Life after college became routine and mechanical, and this time I didn’t take too long to realize what was missing, and so when I got an opportunity to join the Alumni Band, I just didn’t waste any time, the New Year program was phenomenal, and was the kind of thing would just pump your spirits high. That year it was decided, that we will be taking up programs in the middle of the years also, and soon after the new year preparations started for these midyear programs, the venues were identified, pieces were selected and practice sessions organized, man it was all happening, I couldn’t make it to the first program at Karunashraya, but the second program at a orphanage in Chennai was a great hit, more than anything else, everybody was so excited that, it was as if we were back to our childhood, and the children were just unstoppable, every song, every piece was cheered, it was such a hit that they just wouldn’t let us go. This surely was life.
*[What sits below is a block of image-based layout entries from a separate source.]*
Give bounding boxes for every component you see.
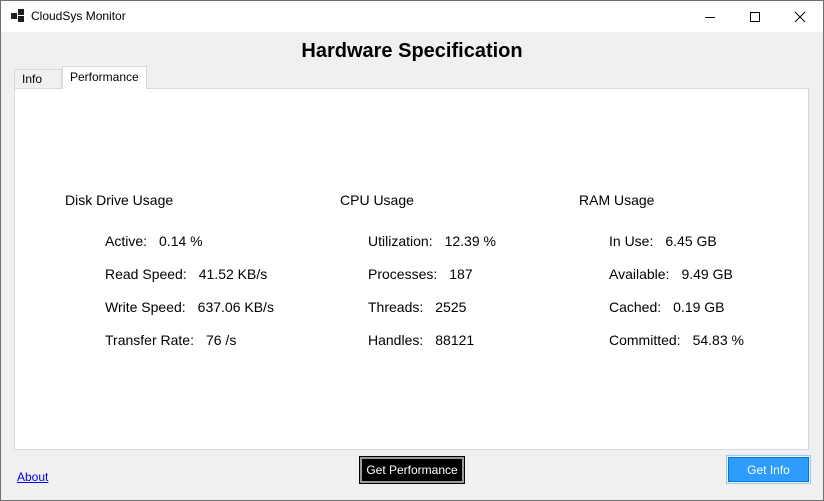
ram-inuse-row: In Use: 6.45 GB — [609, 233, 717, 249]
ram-available-value: 9.49 GB — [681, 266, 733, 282]
get-info-button[interactable]: Get Info — [726, 455, 811, 484]
performance-panel: Disk Drive Usage Active: 0.14 % Read Spee… — [14, 88, 809, 450]
cpu-utilization-value: 12.39 % — [444, 233, 496, 249]
cpu-handles-label: Handles: — [368, 332, 424, 348]
disk-transfer-row: Transfer Rate: 76 /s — [105, 332, 236, 348]
maximize-icon — [750, 11, 760, 22]
disk-write-row: Write Speed: 637.06 KB/s — [105, 299, 274, 315]
ram-committed-label: Committed: — [609, 332, 681, 348]
tab-info[interactable]: Info — [14, 69, 62, 88]
cpu-section-title: CPU Usage — [340, 192, 414, 208]
cpu-handles-row: Handles: 88121 — [368, 332, 474, 348]
cpu-threads-value: 2525 — [435, 299, 467, 315]
app-icon — [11, 9, 25, 23]
close-button[interactable] — [777, 1, 823, 32]
ram-available-row: Available: 9.49 GB — [609, 266, 733, 282]
title-bar[interactable]: CloudSys Monitor — [1, 1, 823, 32]
disk-active-value: 0.14 % — [159, 233, 203, 249]
app-window: CloudSys Monitor Hardware Specification … — [0, 0, 824, 501]
disk-read-value: 41.52 KB/s — [198, 266, 268, 282]
cpu-utilization-label: Utilization: — [368, 233, 433, 249]
disk-write-label: Write Speed: — [105, 299, 186, 315]
ram-cached-row: Cached: 0.19 GB — [609, 299, 725, 315]
disk-read-label: Read Speed: — [105, 266, 187, 282]
cpu-threads-row: Threads: 2525 — [368, 299, 466, 315]
cpu-utilization-row: Utilization: 12.39 % — [368, 233, 496, 249]
maximize-button[interactable] — [732, 1, 778, 32]
ram-committed-row: Committed: 54.83 % — [609, 332, 744, 348]
ram-cached-value: 0.19 GB — [673, 299, 725, 315]
ram-cached-label: Cached: — [609, 299, 662, 315]
disk-transfer-label: Transfer Rate: — [105, 332, 194, 348]
minimize-icon — [705, 16, 715, 18]
disk-active-label: Active: — [105, 233, 148, 249]
cpu-threads-label: Threads: — [368, 299, 424, 315]
cpu-processes-value: 187 — [449, 266, 473, 282]
minimize-button[interactable] — [687, 1, 733, 32]
about-link[interactable]: About — [17, 470, 48, 484]
disk-write-value: 637.06 KB/s — [197, 299, 274, 315]
disk-active-row: Active: 0.14 % — [105, 233, 203, 249]
page-title: Hardware Specification — [301, 40, 523, 62]
cpu-handles-value: 88121 — [435, 332, 475, 348]
window-title: CloudSys Monitor — [31, 9, 126, 23]
disk-section-title: Disk Drive Usage — [65, 192, 174, 208]
disk-transfer-value: 76 /s — [205, 332, 237, 348]
ram-available-label: Available: — [609, 266, 670, 282]
ram-committed-value: 54.83 % — [692, 332, 744, 348]
disk-read-row: Read Speed: 41.52 KB/s — [105, 266, 267, 282]
cpu-processes-row: Processes: 187 — [368, 266, 473, 282]
ram-section-title: RAM Usage — [579, 192, 655, 208]
get-performance-button[interactable]: Get Performance — [359, 456, 465, 484]
close-icon — [794, 11, 806, 22]
ram-inuse-value: 6.45 GB — [665, 233, 717, 249]
cpu-processes-label: Processes: — [368, 266, 438, 282]
tab-performance[interactable]: Performance — [62, 66, 147, 89]
ram-inuse-label: In Use: — [609, 233, 654, 249]
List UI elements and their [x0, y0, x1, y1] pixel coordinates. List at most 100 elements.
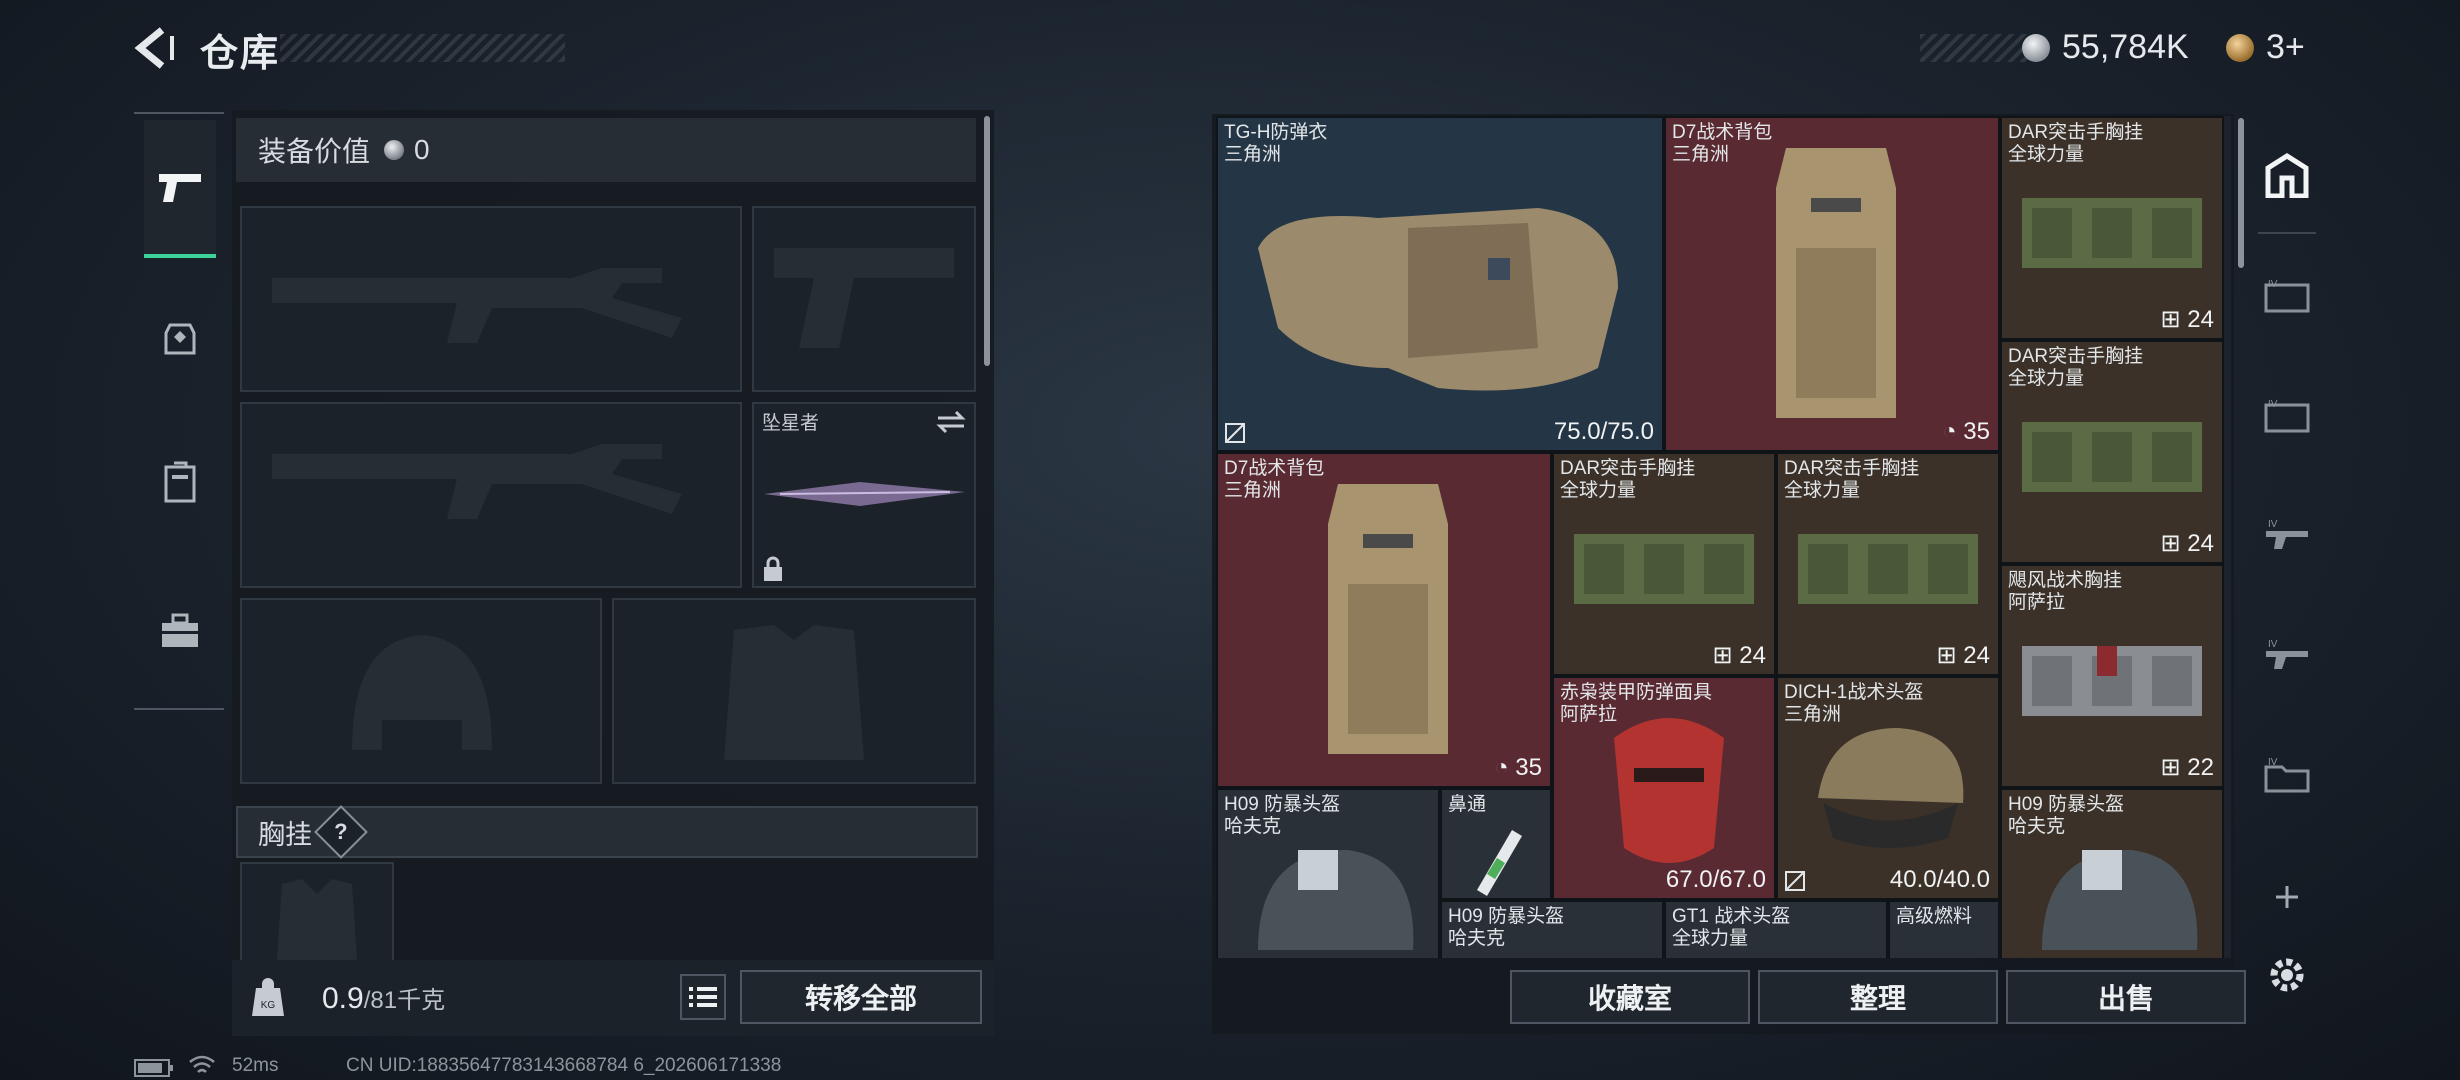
weapon-case-icon: IV: [2266, 639, 2308, 669]
helmet-image: [1818, 728, 1964, 848]
weapon-case-icon: IV: [2266, 519, 2308, 549]
stash-item[interactable]: H09 防暴头盔 哈夫克: [1216, 788, 1440, 958]
equipment-value-bar: 装备价值 0: [236, 118, 976, 182]
stash-item[interactable]: DICH-1战术头盔 三角洲 40.0/40.0: [1776, 676, 2000, 900]
armor-silhouette-icon: [724, 625, 864, 760]
chest-rig-slot[interactable]: [240, 862, 394, 962]
tab-divider: [134, 708, 224, 710]
silver-currency[interactable]: 55,784K: [2062, 28, 2189, 67]
item-name: 高级燃料: [1896, 906, 1973, 927]
stash-item[interactable]: DAR突击手胸挂 全球力量 ⊞ 24: [2000, 340, 2224, 564]
helmet-image: [1258, 850, 1414, 950]
item-name: GT1 战术头盔: [1672, 906, 1791, 927]
back-arrow-icon: [134, 27, 174, 69]
ping-text: 52ms: [232, 1055, 279, 1076]
tab-armor[interactable]: [144, 272, 216, 402]
pistol-silhouette-icon: [774, 248, 954, 348]
helmet-image: [2042, 850, 2198, 950]
loadout-scrollbar[interactable]: [984, 116, 990, 366]
currency-decoration: [1920, 34, 2030, 62]
uid-text: CN UID:18835647783143668784 6_2026061713…: [346, 1055, 782, 1076]
transfer-all-button[interactable]: 转移全部: [740, 970, 982, 1024]
stash-item[interactable]: DAR突击手胸挂 全球力量 ⊞ 24: [2000, 116, 2224, 340]
stash-item[interactable]: D7战术背包 三角洲 ◔ 35: [1664, 116, 2000, 452]
item-origin: 阿萨拉: [2008, 592, 2066, 613]
back-button[interactable]: [132, 26, 176, 70]
svg-text:IV: IV: [2268, 399, 2278, 410]
item-stat: 67.0/67.0: [1665, 866, 1766, 893]
item-name: 鼻通: [1448, 794, 1487, 815]
sell-button[interactable]: 出售: [2006, 970, 2246, 1024]
side-tab-case-1[interactable]: IV: [2258, 250, 2316, 340]
svg-text:IV: IV: [2268, 279, 2278, 290]
body-armor-slot[interactable]: [612, 598, 976, 784]
stash-item[interactable]: D7战术背包 三角洲 ◔ 35: [1216, 452, 1552, 788]
side-tab-stash[interactable]: [2258, 130, 2316, 220]
rifle-silhouette-icon: [272, 268, 682, 343]
sort-button[interactable]: 整理: [1758, 970, 1998, 1024]
side-tab-case-2[interactable]: IV: [2258, 370, 2316, 460]
list-icon: [689, 987, 717, 1007]
capacity-icon: ⊞: [1936, 642, 1964, 669]
stash-item[interactable]: 高级燃料: [1888, 900, 2000, 958]
settings-button[interactable]: [2266, 954, 2308, 996]
side-divider: [2258, 232, 2316, 234]
stash-item[interactable]: TG-H防弹衣 三角洲 75.0/75.0: [1216, 116, 1664, 452]
melee-knife-icon: [764, 482, 965, 506]
stash-item[interactable]: DAR突击手胸挂 全球力量 ⊞ 24: [1552, 452, 1776, 676]
gold-coin-icon: [2226, 34, 2254, 62]
body-armor-image: [1258, 208, 1618, 391]
helmet-slot[interactable]: [240, 598, 602, 784]
pistol-icon: [159, 174, 201, 202]
stash-icon: [2265, 153, 2309, 198]
item-capacity: ◔ 35: [1942, 418, 1990, 445]
stash-item[interactable]: 飓风战术胸挂 阿萨拉 ⊞ 22: [2000, 564, 2224, 788]
sidearm-slot[interactable]: [752, 206, 976, 392]
capacity-icon: ◔: [1942, 418, 1964, 445]
capacity-icon: ⊞: [2160, 306, 2188, 333]
tab-container[interactable]: [144, 418, 216, 548]
weight-max: /81千克: [363, 987, 446, 1014]
stash-item[interactable]: H09 防暴头盔 哈夫克: [2000, 788, 2224, 958]
stash-item[interactable]: GT1 战术头盔 全球力量: [1664, 900, 1888, 958]
stash-item[interactable]: DAR突击手胸挂 全球力量 ⊞ 24: [1776, 452, 2000, 676]
chest-rig-silhouette-icon: [277, 879, 357, 960]
lock-icon: [764, 556, 782, 581]
primary-weapon-slot[interactable]: [240, 206, 742, 392]
list-view-button[interactable]: [680, 974, 726, 1020]
vault-button[interactable]: 收藏室: [1510, 970, 1750, 1024]
item-name: DAR突击手胸挂: [2008, 122, 2144, 143]
item-origin: 全球力量: [1672, 928, 1749, 949]
side-tab-folder-case[interactable]: IV: [2258, 730, 2316, 820]
weight-display: 0.9/81千克: [322, 980, 445, 1016]
stash-item[interactable]: 赤枭装甲防弹面具 阿萨拉 67.0/67.0: [1552, 676, 1776, 900]
equipment-value: 0: [414, 134, 430, 165]
wifi-icon: [188, 1054, 216, 1078]
gold-currency[interactable]: 3+: [2266, 28, 2305, 67]
capacity-icon: ⊞: [1712, 642, 1740, 669]
add-case-button[interactable]: [2270, 880, 2304, 914]
item-name: H09 防暴头盔: [1224, 794, 1341, 815]
stash-item[interactable]: H09 防暴头盔 哈夫克: [1440, 900, 1664, 958]
item-origin: 全球力量: [2008, 368, 2085, 389]
item-origin: 全球力量: [1784, 480, 1861, 501]
swap-icon[interactable]: [936, 410, 966, 434]
item-name: DICH-1战术头盔: [1784, 682, 1924, 703]
tab-toolbox[interactable]: [144, 566, 216, 696]
page-title: 仓库: [200, 33, 281, 75]
chest-rig-header: 胸挂 ?: [236, 805, 978, 859]
svg-text:IV: IV: [2268, 519, 2278, 530]
side-tab-weapon-case-2[interactable]: IV: [2258, 610, 2316, 700]
secondary-weapon-slot[interactable]: [240, 402, 742, 588]
item-capacity: ⊞ 24: [1936, 642, 1990, 669]
side-tab-weapon-case-1[interactable]: IV: [2258, 490, 2316, 580]
weight-icon: KG: [250, 978, 286, 1018]
tab-weapons[interactable]: [144, 120, 216, 258]
melee-slot[interactable]: 坠星者: [752, 402, 976, 588]
item-origin: 哈夫克: [1448, 928, 1506, 949]
stash-scrollbar[interactable]: [2238, 118, 2244, 268]
stash-item[interactable]: 鼻通: [1440, 788, 1552, 900]
case-tier4-icon: IV: [2264, 279, 2310, 313]
help-icon[interactable]: ?: [314, 805, 368, 859]
chest-rig-image: [1574, 534, 1754, 604]
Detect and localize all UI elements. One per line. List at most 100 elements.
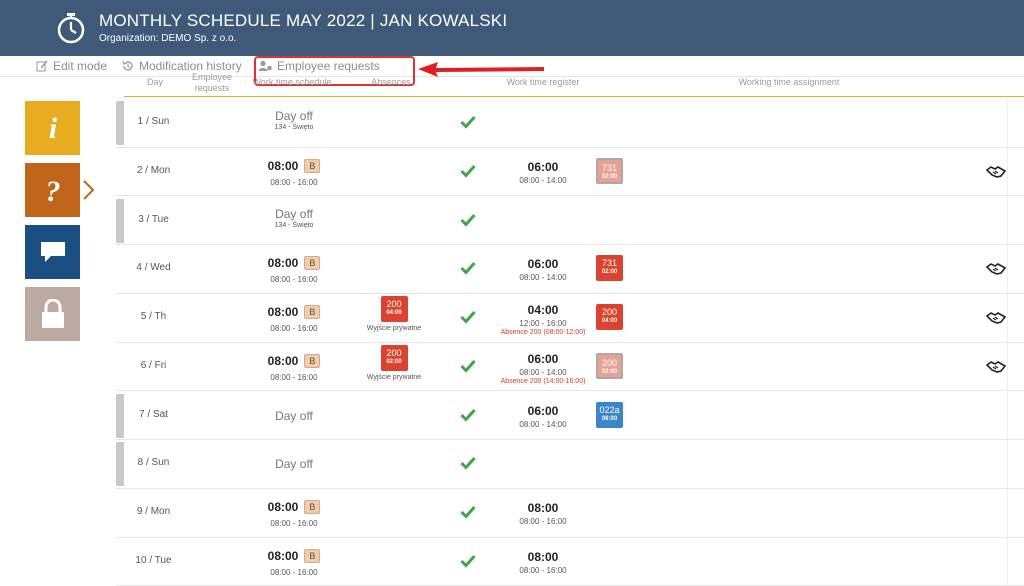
day-cell: 4 / Wed (136, 262, 171, 274)
assignment-code: 731 (601, 258, 618, 269)
assignment-code-badge[interactable]: 022a 06:00 (596, 401, 623, 428)
register-time: 08:00 (527, 501, 559, 515)
absence-cell[interactable]: 200 02:00 Wyjście prywatne (354, 344, 434, 381)
schedule-cell[interactable]: Day off (254, 440, 334, 471)
handshake-icon[interactable] (986, 360, 1006, 374)
check-icon (460, 262, 476, 275)
edit-mode-button[interactable]: Edit mode (36, 59, 107, 73)
schedule-cell[interactable]: Day off 134 - Święto (254, 197, 334, 229)
table-row[interactable]: 1 / Sun Day off 134 - Święto (116, 99, 1024, 148)
register-hours: 08:00 - 14:00 (519, 419, 567, 429)
assignment-duration: 02:00 (601, 269, 618, 276)
assignment-duration: 02:00 (601, 173, 618, 180)
assignment-cell[interactable]: 022a 06:00 (596, 401, 623, 428)
register-cell[interactable]: 06:00 08:00 - 14:00 (503, 148, 583, 185)
check-icon (460, 164, 476, 178)
register-time: 06:00 (527, 403, 559, 418)
assignment-cell[interactable]: 200 02:00 (596, 352, 623, 379)
schedule-badge: B (304, 353, 321, 368)
register-absence-note: Absence 200 (08:00-12:00) (500, 329, 586, 336)
register-cell[interactable]: 06:00 08:00 - 14:00 Absence 200 (14:00-16:… (501, 343, 586, 385)
check-icon (460, 554, 476, 568)
register-cell[interactable]: 06:00 08:00 - 14:00 (503, 245, 583, 282)
schedule-cell[interactable]: 08:00 B 08:00 - 16:00 (254, 148, 334, 187)
row-divider (1007, 245, 1008, 293)
edit-icon (36, 60, 48, 72)
assignment-duration: 06:00 (601, 415, 618, 422)
schedule-badge: B (304, 305, 321, 319)
day-cell: 6 / Fri (140, 359, 167, 371)
absence-code-badge[interactable]: 200 04:00 (380, 296, 408, 322)
table-row[interactable]: 10 / Tue 08:00 B 08:00 - 16:00 08:00 08:00 - … (116, 537, 1024, 586)
day-cell: 9 / Mon (136, 506, 171, 517)
day-cell: 1 / Sun (137, 116, 170, 127)
schedule-cell[interactable]: 08:00 B 08:00 - 16:00 (254, 489, 334, 528)
absence-code-badge[interactable]: 200 02:00 (380, 344, 408, 371)
holiday-label: 134 - Święto (274, 124, 314, 131)
absence-duration: 02:00 (386, 358, 402, 365)
table-row[interactable]: 3 / Tue Day off 134 - Święto (116, 196, 1024, 246)
assignment-cell[interactable]: 731 02:00 (596, 255, 623, 282)
register-time: 06:00 (527, 257, 559, 272)
register-hours: 12:00 - 16:00 (519, 319, 567, 328)
chevron-right-icon (83, 180, 95, 200)
table-row[interactable]: 5 / Th 08:00 B 08:00 - 16:00 200 04:00 Wyjście… (116, 294, 1024, 343)
day-cell: 2 / Mon (136, 164, 171, 176)
schedule-cell[interactable]: Day off (254, 392, 334, 423)
absence-code: 200 (386, 299, 402, 309)
assignment-code-badge[interactable]: 731 02:00 (596, 157, 623, 184)
table-row[interactable]: 6 / Fri 08:00 B 08:00 - 16:00 200 02:00 Wyjści… (116, 342, 1024, 392)
assignment-cell[interactable]: 731 02:00 (596, 157, 623, 184)
handshake-icon[interactable] (986, 165, 1006, 179)
assignment-duration: 04:00 (601, 318, 618, 324)
check-icon (460, 505, 476, 519)
modification-history-button[interactable]: Modification history (122, 59, 242, 73)
day-off-label: Day off (275, 109, 313, 123)
register-cell[interactable]: 08:00 08:00 - 16:00 (503, 538, 583, 575)
table-row[interactable]: 8 / Sun Day off (116, 440, 1024, 489)
schedule-hours: 08:00 - 16:00 (270, 372, 318, 382)
row-divider (1007, 489, 1008, 537)
check-icon (460, 408, 476, 422)
schedule-badge: B (304, 500, 321, 514)
schedule-badge: B (304, 158, 321, 173)
absence-cell[interactable]: 200 04:00 Wyjście prywatne (354, 296, 434, 332)
table-row[interactable]: 2 / Mon 08:00 B 08:00 - 16:00 06:00 08:00 - 1… (116, 147, 1024, 197)
table-row[interactable]: 4 / Wed 08:00 B 08:00 - 16:00 06:00 08:00 - 1… (116, 245, 1024, 294)
lock-button[interactable] (25, 287, 80, 341)
schedule-time: 08:00 (267, 500, 299, 514)
register-absence-note: Absence 200 (14:00-16:00) (500, 377, 586, 385)
table-row[interactable]: 9 / Mon 08:00 B 08:00 - 16:00 08:00 08:00 - 1… (116, 489, 1024, 538)
question-button[interactable]: ? (25, 163, 80, 217)
row-divider (1007, 342, 1008, 391)
check-icon (460, 115, 476, 129)
schedule-cell[interactable]: 08:00 B 08:00 - 16:00 (254, 294, 334, 333)
assignment-duration: 02:00 (601, 368, 618, 375)
schedule-cell[interactable]: 08:00 B 08:00 - 16:00 (254, 343, 334, 382)
handshake-icon[interactable] (986, 262, 1006, 276)
row-divider (1007, 294, 1008, 342)
chat-button[interactable] (25, 225, 80, 279)
register-time: 06:00 (527, 351, 559, 366)
assignment-code-badge[interactable]: 731 02:00 (596, 255, 623, 282)
schedule-cell[interactable]: 08:00 B 08:00 - 16:00 (254, 245, 334, 284)
assignment-code-badge[interactable]: 200 02:00 (596, 352, 623, 379)
organization-label: Organization: DEMO Sp. z o.o. (99, 33, 237, 44)
col-work-time-register: Work time register (506, 77, 580, 87)
schedule-badge: B (304, 256, 321, 271)
schedule-hours: 08:00 - 16:00 (270, 275, 318, 285)
assignment-code-badge[interactable]: 200 04:00 (596, 304, 623, 330)
day-cell: 3 / Tue (138, 213, 169, 225)
schedule-time: 08:00 (267, 353, 299, 368)
info-button[interactable]: i (25, 101, 80, 155)
schedule-cell[interactable]: Day off 134 - Święto (254, 99, 334, 131)
schedule-cell[interactable]: 08:00 B 08:00 - 16:00 (254, 538, 334, 577)
table-row[interactable]: 7 / Sat Day off 06:00 08:00 - 14:00 022a 06:0… (116, 391, 1024, 441)
register-time: 04:00 (527, 303, 559, 317)
register-cell[interactable]: 04:00 12:00 - 16:00 Absence 200 (08:00-12:… (501, 294, 586, 336)
register-cell[interactable]: 08:00 08:00 - 16:00 (503, 489, 583, 526)
register-hours: 08:00 - 16:00 (519, 517, 567, 526)
register-cell[interactable]: 06:00 08:00 - 14:00 (503, 392, 583, 429)
handshake-icon[interactable] (986, 311, 1006, 325)
assignment-cell[interactable]: 200 04:00 (596, 304, 623, 330)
This new year, again I had to miss, but then when it was decided that we should be giving one more program at Karunashraya, I didn’t want to miss it, the practice sessions started in full swing, as each of us had offices to attend, we would meet up at 10:00 in the night and wake up the neighbors. The long drives, sleepless nights and a hard days work all this didn’t bother us at all, there were guys who were even going to office at midnight after the practice, there were others who left their visiting relatives back home and attended practice, all this because we wanted to play good music, the ultimate objective, we wanted to bring a smile on those faces, just for a moment we wanted them to forget their pain and enjoy, experience and live life. The night prior to the program, it was decided that we would all meet up near the mortuary of the hospital and wake up the dead, as they we thought were a much better audience as compared to the sleeping and snoring neighbours and so we did, what with our ‘Brass explosions’, ‘Ganga jatadhara’ and the ‘Socha Hai’s’, even the dead would surely have enjoyed the splendor of music. On the day of the program, though we were performing there for the second time, for me it was a first hand experience of the one thing that is common among the human race irrespective of their color, race, nationality or religion – Pain and Suffering. With each and every note that we played, with each and every song that we sang, we could see their lips opening up to a wide smile, One inmate even went to the extent of saying that our music made him forget his pain for a short span of time, and that really moved all of us to tears. And that was enough for me to realize that “Music is God”.